NT RAS Solutions in the AS/400 World

According to Stamford, Conn.-based market research and analyst firm Gartner Group, nearly 20 million salaried American workers telecommute from their homes for an average of at least one day a week - and Gartner expects that number to rise to nearly 65 million by 2003. Consequently, more and more companies are laying down a mandate to their already beleaguered IT organizations: Implement a scaleable and reliable RAS infrastructure that can provide connectivity to remote end users. Such a directive is bound to create an additional management problem for most IT organizations, but for AS/400 managers with Windows NT servers in their networks, a solution may be closer than one might otherwise think.

Since its Version 3.51 iteration, Windows NT has provided vanilla RAS support straight out-of-the-box. Windows NT 4.0 brought more to the table, integrating a revamped RAS service that distinguished between server-side and client-side components, as well as a new multiprotocol routing service.
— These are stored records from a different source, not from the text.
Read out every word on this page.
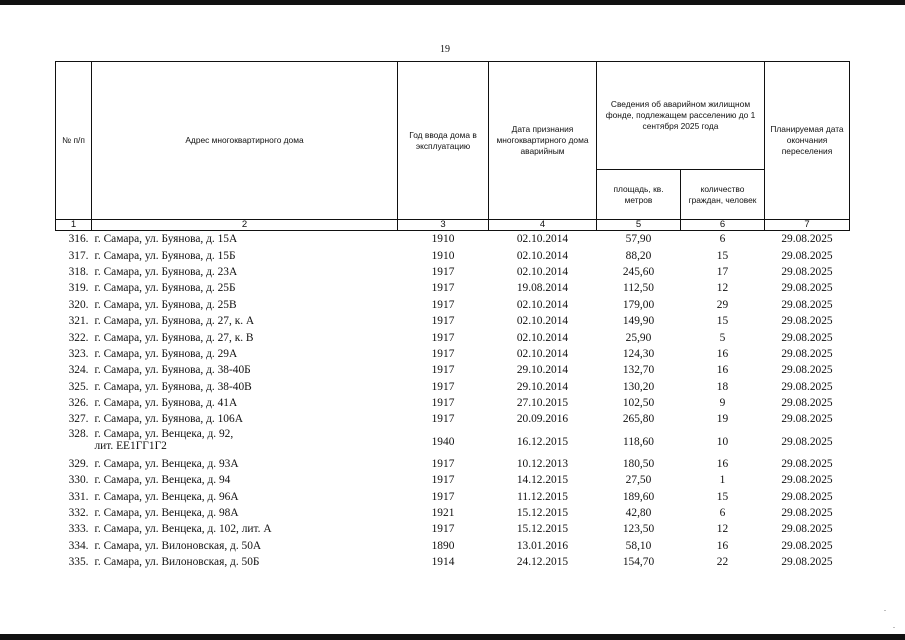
19
№ п/п	Адрес многоквартирного дома	Год ввода дома в эксплуатацию	Дата признания многоквартирного дома аварийным	Сведения об аварийном жилищном фонде, подлежащем расселению до 1 сентября 2025 года		Планируемая дата окончания переселения
				площадь, кв. метров	количество граждан, человек	
1	2	3	4	5	6	7
316.	г. Самара, ул. Буянова, д. 15А	1910	02.10.2014	57,90	6	29.08.2025
317.	г. Самара, ул. Буянова, д. 15Б	1910	02.10.2014	88,20	15	29.08.2025
318.	г. Самара, ул. Буянова, д. 23А	1917	02.10.2014	245,60	17	29.08.2025
319.	г. Самара, ул. Буянова, д. 25Б	1917	19.08.2014	112,50	12	29.08.2025
320.	г. Самара, ул. Буянова, д. 25В	1917	02.10.2014	179,00	29	29.08.2025
321.	г. Самара, ул. Буянова, д. 27, к. А	1917	02.10.2014	149,90	15	29.08.2025
322.	г. Самара, ул. Буянова, д. 27, к. В	1917	02.10.2014	25,90	5	29.08.2025
323.	г. Самара, ул. Буянова, д. 29А	1917	02.10.2014	124,30	16	29.08.2025
324.	г. Самара, ул. Буянова, д. 38-40Б	1917	29.10.2014	132,70	16	29.08.2025
325.	г. Самара, ул. Буянова, д. 38-40В	1917	29.10.2014	130,20	18	29.08.2025
326.	г. Самара, ул. Буянова, д. 41А	1917	27.10.2015	102,50	9	29.08.2025
327.	г. Самара, ул. Буянова, д. 106А	1917	20.09.2016	265,80	19	29.08.2025
328.	г. Самара, ул. Венцека, д. 92,
лит. ЕЕ1ГГ1Г2	1940	16.12.2015	118,60	10	29.08.2025
329.	г. Самара, ул. Венцека, д. 93А	1917	10.12.2013	180,50	16	29.08.2025
330.	г. Самара, ул. Венцека, д. 94	1917	14.12.2015	27,50	1	29.08.2025
331.	г. Самара, ул. Венцека, д. 96А	1917	11.12.2015	189,60	15	29.08.2025
332.	г. Самара, ул. Венцека, д. 98А	1921	15.12.2015	42,80	6	29.08.2025
333.	г. Самара, ул. Венцека, д. 102, лит. А	1917	15.12.2015	123,50	12	29.08.2025
334.	г. Самара, ул. Вилоновская, д. 50А	1890	13.01.2016	58,10	16	29.08.2025
335.	г. Самара, ул. Вилоновская, д. 50Б	1914	24.12.2015	154,70	22	29.08.2025
.
.
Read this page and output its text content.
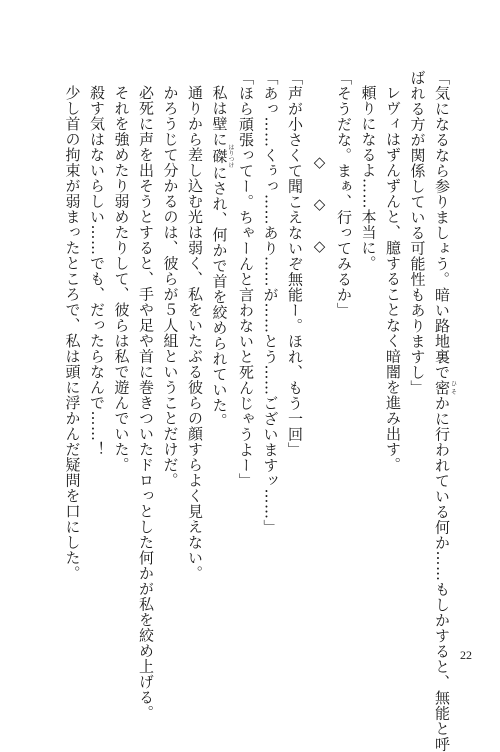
「気になるなら参りましょう。暗い路地裏で密ひそかに行われている何か……もしかすると、無能と呼
ばれる方が関係している可能性もありますし」
レヴィはずんずんと、臆することなく暗闇を進み出す。
頼りになるよ……本当に。
「そうだな。まぁ、行ってみるか」
◇◇◇
「声が小さくて聞こえないぞ無能ー。ほれ、もう一回」
「あっ……くぅっ……あり……が……とう……ございますッ……」
「ほら頑張ってー。ちゃーんと言わないと死んじゃうよー」
私は壁に磔はりつけにされ、何かで首を絞められていた。
通りから差し込む光は弱く、私をいたぶる彼らの顔すらよく見えない。
かろうじて分かるのは、彼らが５人組ということだけだ。
必死に声を出そうとすると、手や足や首に巻きついたドロっとした何かが私を絞め上げる。
それを強めたり弱めたりして、彼らは私で遊んでいた。
殺す気はないらしい……でも、だったらなんで……！
少し首の拘束が弱まったところで、私は頭に浮かんだ疑問を口にした。
22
But it was Microsoft’s Spring 1997 release of its Routing and Remote Access Service (RRAS) - formerly known as "Steelhead" - that really provided NT with a competitive level of RAS function, as for the first time Microsoft implemented native RAS APIs at the operating system level to which third-party developers could write code.

According to Al Haus, senior director of marketing with NT RAS hardware vendor Rascom Inc. (Salem, N.H.), for IT managers who have some experience with NT, deploying NT-based RAS solutions makes a lot of sense. "The first thing that an IS manager looks at is ease of installation, ease of support, and if you already know NT and have the resources in house, it’s a no-brainer," Haus says.

There is another NT RAS value-add for AS/400 managers, as well. NT’s status as a network operating system (NOS) providing connectivity to, or featuring available middleware bridges into, a number of disparate operating system platforms makes an NT-based RAS solution a good choice, overall, especially for AS/400 managers who need to provide remote users with access to data on AS/400 VSAM data stores. In the NT RAS schema, a sales representative who needs to access a legacy sales application residing on an AS/400 system, for example, knows he or she has only to dial into the corporate RAS to gain access to corporate network resources.

"That’s a big advantage of the NT solution, because unlike many of those proprietary boxes you can get just about any LAN interface that you want," agrees Chris Carroll, a marketing representative with Rascom. "So to the remote access end users, it doesn’t matter what type of system they’re accessing: If it’s going over Ethernet the application is transparent."

As with most NT-based solutions, however, there is a maturity curve involved. Today, the most feasible implementation environments for RAS solutions based on Windows NT 4.0 and Microsoft’s RRAS are at the departmental level with a modem pool not exceeding six ports, according to Lee Doyle, a VP of networking with analyst and market research firm International Data Corp. (Framingham, Mass.).

But all of this might change with the appearance of Microsoft’s long-awaited Windows 2000 - formerly NT 5.0 - operating system, which many industry watchers anticipate will extend the scalability and function of NT RAS.

"With [Windows 2000] you’ll have the ability to set system policies based on user identities, for example, a capability which will allow you to place limits on use and idle time," says Ken Hilliard, CEO of NT RAS software OEM Virtual Motion/Acotec (San Francisco). "That’s just one example among many, but nearly all of the basic RAS management function that many ISPs or enterprises require will be there in [Windows 2000]."